Greece was diagnosed as critically insolvent a year ago. It was placed in the eurozone’s intensive care ward, treated with an infusion of 110 billion euros (US$158 billion) and put on a crash diet to thin its bloated state sector. However, 12 months later, the patient is getting sicker.
The budget deficit, at 10.5 percent, is 1.1 percent more than projected. A promised 50 billion euro privatization program is stalling. Tax collection is notional. Recession is deepening. The national debt has grown to 340 billion euros — 18 months of Greek GDP. The rates Athens has to pay to borrow on the bond markets are off the affordability scale. The prospect is of a long vicious circle of recession and deflation that offers no escape from the debt trap.
If this is the cure, the Greeks are telling their eurozone peers, we prefer to take our chances with the disease.
The doctors in Berlin take a dim view of that. They might sugar the pill with another 30 billion euros or so to tide Greece through next year and spare it the pain of the bond markets.
They might also agree to a “soft restructuring” by swapping debt for longer-term, lower-interest loans.
However, they will agree to this only if the medicine is stronger and the Greeks promise to take it all.
The differences between Athens and Berlin — economic, social, political and cultural — have been stark throughout the euro’s troubles. That they have not narrowed is clear from a weekend of high farce and panic surrounding a not-so-secret conclave in a Luxembourg Schloss.

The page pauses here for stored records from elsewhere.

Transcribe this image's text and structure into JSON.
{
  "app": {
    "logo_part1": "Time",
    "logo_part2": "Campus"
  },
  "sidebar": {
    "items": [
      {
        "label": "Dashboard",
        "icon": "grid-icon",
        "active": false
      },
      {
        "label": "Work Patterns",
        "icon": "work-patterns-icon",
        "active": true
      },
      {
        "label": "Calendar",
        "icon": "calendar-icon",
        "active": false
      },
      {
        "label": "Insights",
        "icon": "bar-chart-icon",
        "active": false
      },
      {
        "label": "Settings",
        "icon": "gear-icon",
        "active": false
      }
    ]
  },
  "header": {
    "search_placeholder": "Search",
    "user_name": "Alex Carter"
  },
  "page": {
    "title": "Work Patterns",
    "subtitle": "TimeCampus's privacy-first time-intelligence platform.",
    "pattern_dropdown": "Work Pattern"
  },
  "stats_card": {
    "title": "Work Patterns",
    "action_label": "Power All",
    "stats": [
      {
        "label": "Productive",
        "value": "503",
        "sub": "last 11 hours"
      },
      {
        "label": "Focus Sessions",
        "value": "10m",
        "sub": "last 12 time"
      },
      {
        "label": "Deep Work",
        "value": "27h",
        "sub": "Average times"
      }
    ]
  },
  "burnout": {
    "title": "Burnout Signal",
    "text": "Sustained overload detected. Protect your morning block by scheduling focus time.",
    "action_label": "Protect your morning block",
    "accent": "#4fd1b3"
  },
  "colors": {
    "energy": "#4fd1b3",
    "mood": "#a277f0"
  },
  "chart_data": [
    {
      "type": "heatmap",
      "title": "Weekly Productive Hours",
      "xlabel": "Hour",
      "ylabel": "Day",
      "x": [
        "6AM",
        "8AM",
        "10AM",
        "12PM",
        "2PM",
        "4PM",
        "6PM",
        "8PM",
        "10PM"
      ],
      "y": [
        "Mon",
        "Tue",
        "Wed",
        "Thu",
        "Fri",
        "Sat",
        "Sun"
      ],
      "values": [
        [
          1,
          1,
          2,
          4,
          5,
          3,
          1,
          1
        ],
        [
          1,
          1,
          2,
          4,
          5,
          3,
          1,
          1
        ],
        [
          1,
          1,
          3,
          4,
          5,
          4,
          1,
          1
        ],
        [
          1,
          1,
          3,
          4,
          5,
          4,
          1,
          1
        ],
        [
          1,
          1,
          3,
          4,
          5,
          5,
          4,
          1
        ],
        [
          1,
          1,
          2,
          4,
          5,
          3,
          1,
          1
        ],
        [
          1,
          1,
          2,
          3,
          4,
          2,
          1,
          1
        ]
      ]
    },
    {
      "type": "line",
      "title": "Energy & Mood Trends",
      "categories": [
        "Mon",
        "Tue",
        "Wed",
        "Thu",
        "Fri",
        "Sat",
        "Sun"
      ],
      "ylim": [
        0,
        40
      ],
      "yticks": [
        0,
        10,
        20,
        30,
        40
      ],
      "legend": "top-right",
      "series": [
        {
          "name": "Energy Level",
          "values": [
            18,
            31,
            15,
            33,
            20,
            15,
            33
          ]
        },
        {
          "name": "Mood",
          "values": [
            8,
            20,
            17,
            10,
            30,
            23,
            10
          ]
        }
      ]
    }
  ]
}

“Ham-fisted, unbelievable. This is how you manage the euro crisis?” a European diplomat said of Friday’s meeting.
A small circle of finance ministers, central bankers and Brussels officials failed to settle what to do about Greece and only laid bare more divisions.
A year ago, both poles in the debate produced intense and ugly exchanges. The German press suggested Greece sell Germany its islands or flog off the Parthenon. The Greek government responded that it was about time to revisit the question of World War II reparations.
Athens and Berlin are at it again amid lurid allegations of Greek plots to return to the drachma, triggering a run on the Greek banks and Europe’s own Lehman’s moment,
“Borderline criminal,” Greek Prime Minister George Papandreou said of German government leaks to the German news magazine Der Spiegel about the Luxembourg meeting.
A top German economist, Hans-Werner Sinn, said his weekend suggestion that Greece should be kicked out of the euro was “the lesser evil.”
It is patently clear that Athens will not be able to meet the terms of the 110 billion euro bailout agreed last year. They were largely scripted in Berlin and include getting its deficit down to 3 percent by 2014 and being fit enough by next year to return to the markets to fund its borrowing requirements — up to 30 billion euros next year.
The issue is what to do about it, which leads on to the question: What does Germany want?
For weeks, top German officials have been leaking discreetly, planting controversial ideas in the public sphere only for the government to row back when the media went berserk.
A Greek restructuring would not be a disaster, said Werner Hoyer, Germany’s Europe minister — followed by denials that such a move was being considered.
The weekend leak to Der Spiegel would appear to fit this template. Reports the Greeks were to quit the euro went viral in Germany, as elsewhere. German Chancellor Angela Merkel’s spokesman duly rubbished them.